Before DI, testing an agent requires mocking at the HTTP level — intercepting API calls with responses or httpretty. After DI, you pass a MockLLM at construction time. Your tests run in milliseconds with zero network calls.
Before DI, A/B testing prompt variants requires feature flags deep inside agent logic. After DI, you construct two agents with different PromptTemplate versions and route traffic between them.
Before DI, switching from Pinecone to Weaviate means refactoring every function that calls pinecone.query(). After DI, you write a WeaviateStore class that satisfies the VectorStore protocol and change one line in the factory.
The compound effect: teams using these patterns report 40-60% faster iteration cycles on agent improvements because changing any single component — model, prompt, tool, store — is a one-file change instead of a cross-codebase refactor.
Common Objections
"This is over-engineering for a prototype." Maybe. But prototypes that work become production systems. The cost of adding DI at the start is 30 minutes. The cost of adding it after 6 months of hardcoded dependencies is a week.

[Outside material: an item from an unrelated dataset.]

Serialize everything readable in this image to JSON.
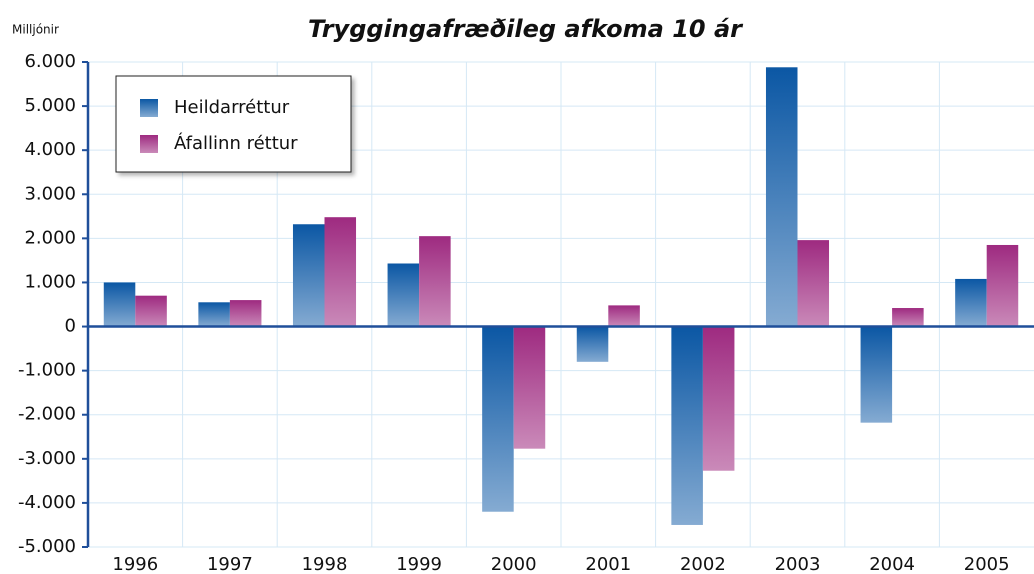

"Python doesn't need DI — just use module-level globals." Module globals are the opposite of DI. They're invisible dependencies that make testing painful and configuration opaque. Protocol classes + config objects make dependencies explicit and swappable.
"My agent only uses one model." Today. Tomorrow you'll want to swap models for cost optimization, test with mocks, or run evals against multiple providers. DI makes that transition trivial.
Implementation Checklist
If you're refactoring an existing agent:
- Identify all dependencies — grep for import statements, API keys, connection strings, hardcoded model names. These are your injection targets.
- Define protocols — write Protocol classes for each dependency category (LLM, embeddings, vector store, tools).
- Create a config object — frozen dataclass that holds all dependencies.
- Build factory functions — one per environment (production, staging, testing, local).
- Update tests — replace HTTP mocking with injected mock implementations.
- Add the override pattern — if you need request-level dependency swapping for A/B testing or fallbacks.
Start with the LLM client — it's always the most frequently hardcoded dependency. Then tools. Then everything else.
The agents that survive production aren't the ones with the best prompts. They're the ones whose dependencies can be changed without rewriting the agent.